E se dai residui della spremitura industriale delle arance, il cosiddetto pastazzo fatto di bucce, semi e parte della polpa, si ottenesse un prodotto in grado di sostituire almeno in parte l’olio di palma usato nei prodotti da forno? È il progetto al quale sta lavorando un gruppo di ricercatori dell’Università di Catania, in collaborazione con aziende locali e con la società di consulenza per l’industria agrumaria Citrech.
«L’ambito più generale è quello della ricerca sui riutilizzi del pastazzo, fino a poco tempo fa considerato esclusivamente come rifiuto e ora invece riproposto come sottoprodotto di lavorazioni alimentari da destinare, se possibile, a nuova vita» spiega Salvo Barbagallo, professore di idraulica agraria e coordinatore del progetto relativo ai nuovi impieghi in ambito alimentare. In effetti nella sola Sicilia si producono ogni anno oltre 340 mila tonnellate di pastazzo, che costano alla filiera oltre 10 milioni di euro l’anno per lo smaltimento.
Da qui l’esigenza di trovare nuovi impieghi per questo sottoprodotto secondario della lavorazione . «Il primo riguarda l’ambito energetico, negli impianti a biomasse» continua Barbagallo. L’anno scorso è stato realizzato il primo digestore pilota per la conversione degli scarti di agrumi in energia, promosso dal Distretto Agrumi di Sicilia e dall’Università di Catania con un cospicuo finanziamento della Fondazione Coca Cola. Poi c’è il settore agrario, dove il pastazzo potrebbe essere impiegato come fertilizzante, ma è soprattutto l’ambito alimentare quello che potrebbe riservare le sorprese più interessanti, per le industrie ma anche per i produttori. «Si tratterebbe di un impiego pregiato, cosa che permetterebbe di aumentarne il valore economico» commenta Barbagallo. In questo caso, il progetto è finanziato dal Ministero dello sviluppo economico grazie a fondi erogati con la legge di stabilità 2014.
L’attenzione è puntata in particolare non sul pastazzo tout court, ma su una fibra essiccata che si può ottenere proprio a partire dall’insieme dei residui. «In pratica, si tratta di lavare ripetutamente il pastazzo con acqua per allontanare tutto quello che non è fibra ed eliminare eventuali residui amari» spiega Rosario Timpone della Citrech. «Dopo macinazione ed essiccazione si ottiene una farina con caratteristiche proprie delle fibre alimentari e in grado di assorbire acqua in quantità pari a 8 volte il suo peso». Ed è proprio questo “effetto spugna” che permetterebbe alla farina di sostituire almeno in parte i grassi alimentari – in particolare l’olio di palma – nei prodotti da forno.

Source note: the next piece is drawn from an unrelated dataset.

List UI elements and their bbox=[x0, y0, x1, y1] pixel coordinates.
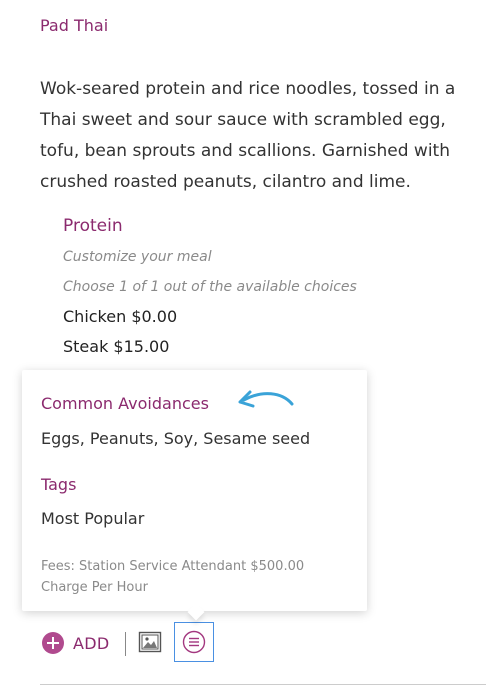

«In torte, brioche e merendine i grassi servono per dare struttura e morbidezza all’impasto» ricorda Barbagallo. «Ma per l’effetto morbidezza basta trovare il modo di trattenere acqua, impedendo al prodotto di seccare: la farina derivata dal pastazzo può essere d’aiuto proprio in questo senso». In linea di principio, l’aggiunta del 5% di fibra di arancia alla comune farina di grano permette di ridurre fino al 50% la quantità di grassi nell’impasto. «Naturalmente – precisa Timpone – per i futuri sviluppi industriali saranno necessari ulteriori test che dovranno coinvolgere aziende produttrici ed esperti formulatori di ricette». A questo proposito, il gruppo di ricerca è in contatto con l’azienda locale di prodotti da forno Dais per le prossime sperimentazioni.
Non è tutto. La farina essiccata di arancia, infatti, può essere prodotta anche in forma solubile, con l’obiettivo di addizionarla alle bibite – in particolare le classiche aranciate – per aggiungere quelle fibre che comunemente non possiedono.